With the COVID issue that we had that we heard about this morning, that event was cancelled for for a couple of years running.
But the engineering school still wanted to run an industry event, and we were looking for solutions to put that event online.
In 2020, the event was trialled with a mixture of Flip Grid and Google Docs.
It didn’t really work so well.
It wasn’t a secure platform.
There were privacy issues with that as well.
So for 2021 the idea was revised.
And at that time we were running a pilot of PebblePad at RMIT.
So we decided to trial that as part of the solution.
And as we all know PebblePad can do pretty much anything. So it was really a good platform.
So as stakeholders we had an events team who would normally run the face to face event.
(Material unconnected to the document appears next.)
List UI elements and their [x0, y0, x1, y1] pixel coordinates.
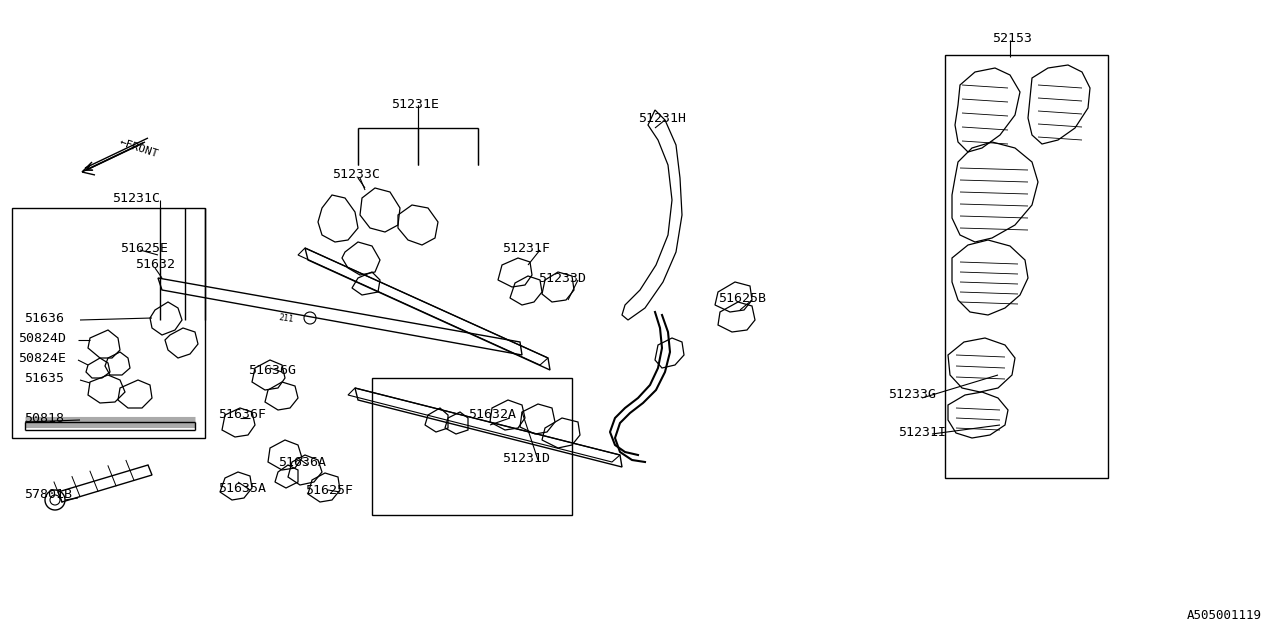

In this instance they were the conduit between the RMIT academic team and the the industry judges who we would bring on board to to assess the student projects.
We had academic supervisors involved.
I have to recognise Professor Majid Nazim who was the coordinator of this event and he he managed the students and all the timings of everything that we were going to see further on. We had industry of judges, the school of engineering as a whole, and of course the students were major stakeholders in the event.
And a point to make is that, we’ve continued that event in post COVID times. So we found PebblePad is a really good platform, for students to present their engineering projects.